Mark Smith reviews John Fenwick's book 'Anglican Ecclesiology and the Gospel' for a recent edition of Churchman

ANGLICAN ECCLESIOLOGY AND THE GOSPEL
John Fenwick
Anglican House, 2016 557pp £19.99pb ISBN: 9780997016765

anglican ecclesiology and the gospel book cover

This hefty tome fulfils several functions. It is, firstly, an introduction to the history and theology of the Free Church of England—a body that split from the Established Church in the mid-nineteenth century out of concern at the rise of Anglo-Catholicism, but whose ministerial orders were formally recognised by the Church of England in 2013. It is, secondly, an ambitious attempt to articulate a richly Anglican ecclesiology, both Catholic and Reformed, precisely by reflecting on the distinctive contribution of the FCE. It is, thirdly, a political treatise, which seeks to shed light on the way ahead for the faithful remnant in the Church of England, as controversies over sexuality grow and deepen.

Bishop John Fenwick, the current Primus of the FCE, writes with clarity, verve, and an eye for the homely anecdote—though these gems are normally hidden away in the (often substantial) footnotes.

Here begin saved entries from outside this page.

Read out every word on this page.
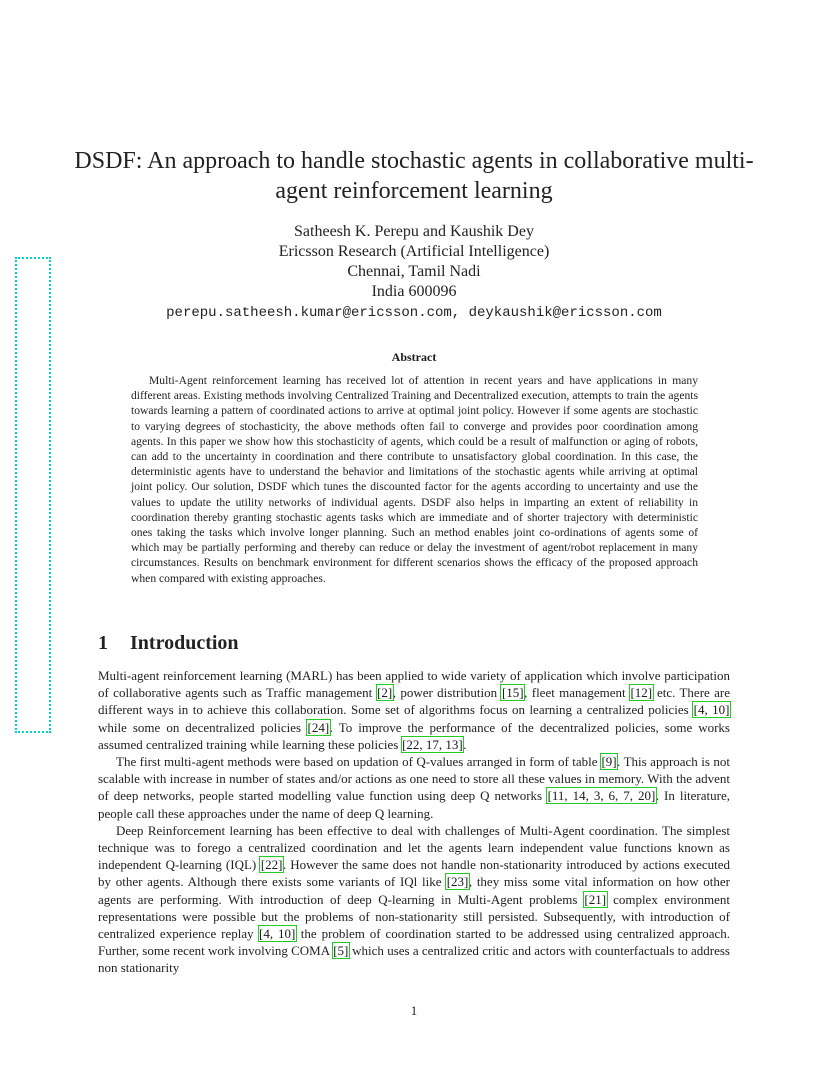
DSDF: An approach to handle stochastic agents in collaborative multi-agent reinforcement learning
Satheesh K. Perepu and Kaushik Dey
Ericsson Research (Artificial Intelligence)
Chennai, Tamil Nadi
India 600096
perepu.satheesh.kumar@ericsson.com, deykaushik@ericsson.com
Abstract
Multi-Agent reinforcement learning has received lot of attention in recent years and have applications in many different areas. Existing methods involving Centralized Training and Decentralized execution, attempts to train the agents towards learning a pattern of coordinated actions to arrive at optimal joint policy. However if some agents are stochastic to varying degrees of stochasticity, the above methods often fail to converge and provides poor coordination among agents. In this paper we show how this stochasticity of agents, which could be a result of malfunction or aging of robots, can add to the uncertainty in coordination and there contribute to unsatisfactory global coordination. In this case, the deterministic agents have to understand the behavior and limitations of the stochastic agents while arriving at optimal joint policy. Our solution, DSDF which tunes the discounted factor for the agents according to uncertainty and use the values to update the utility networks of individual agents. DSDF also helps in imparting an extent of reliability in coordination thereby granting stochastic agents tasks which are immediate and of shorter trajectory with deterministic ones taking the tasks which involve longer planning. Such an method enables joint co-ordinations of agents some of which may be partially performing and thereby can reduce or delay the investment of agent/robot replacement in many circumstances. Results on benchmark environment for different scenarios shows the efficacy of the proposed approach when compared with existing approaches.
1 Introduction

Multi-agent reinforcement learning (MARL) has been applied to wide variety of application which involve participation of collaborative agents such as Traffic management [2], power distribution [15], fleet management [12] etc. There are different ways in to achieve this collaboration. Some set of algorithms focus on learning a centralized policies [4, 10] while some on decentralized policies [24]. To improve the performance of the decentralized policies, some works assumed centralized training while learning these policies [22, 17, 13].

The first multi-agent methods were based on updation of Q-values arranged in form of table [9]. This approach is not scalable with increase in number of states and/or actions as one need to store all these values in memory. With the advent of deep networks, people started modelling value function using deep Q networks [11, 14, 3, 6, 7, 20]. In literature, people call these approaches under the name of deep Q learning.

Deep Reinforcement learning has been effective to deal with challenges of Multi-Agent coordination. The simplest technique was to forego a centralized coordination and let the agents learn independent value functions known as independent Q-learning (IQL) [22]. However the same does not handle non-stationarity introduced by actions executed by other agents. Although there exists some variants of IQl like [23], they miss some vital information on how other agents are performing. With introduction of deep Q-learning in Multi-Agent problems [21] complex environment representations were possible but the problems of non-stationarity still persisted. Subsequently, with introduction of centralized experience replay [4, 10] the problem of coordination started to be addressed using centralized approach. Further, some recent work involving COMA [5] which uses a centralized critic and actors with counterfactuals to address non stationarity

1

The volume opens in confident style with fifteen pages of commendations from the great and the good—including Jim Packer, Michael Nazir-Ali, and Foley Beach (who, in February 2016, brought the ACNA into full communion with the FCE). Moreover, Fenwick even anticipates, in his first chapter, the kind of criticisms that might be levelled at his book, especially from “those who identify themselves as Evangelicals.” Fenwick recognises that “there is not total agreement even between Evangelicals themselves on many of the issues discussed here,” and so asks for “a generous hearing.”

The case made in the 500 pages that follow can be briefly (though inadequately) summarised. The genesis of the FCE is narrated, and its ecclesiology is characterised approvingly as “Evangelical Catholicism.” It is argued that “catholic” and “evangelical” ecclesiological emphases can be fruitfully brought together through a focus on apostolicity. The apostolic deposit is revealed in Holy Scripture, and is based upon the substitutionary death of Christ and the justification of the believer by faith (Fenwick slurs slightly over “alone”). Tradition (with a capital T) has a positive role to play, as the means by which the Church’s faith is passed on from generation to generation. Thus, by keeping a crucial place for both Scripture and Tradition (the latter in submission to the former), Anglicanism can claim to be truly catholic and truly evangelical.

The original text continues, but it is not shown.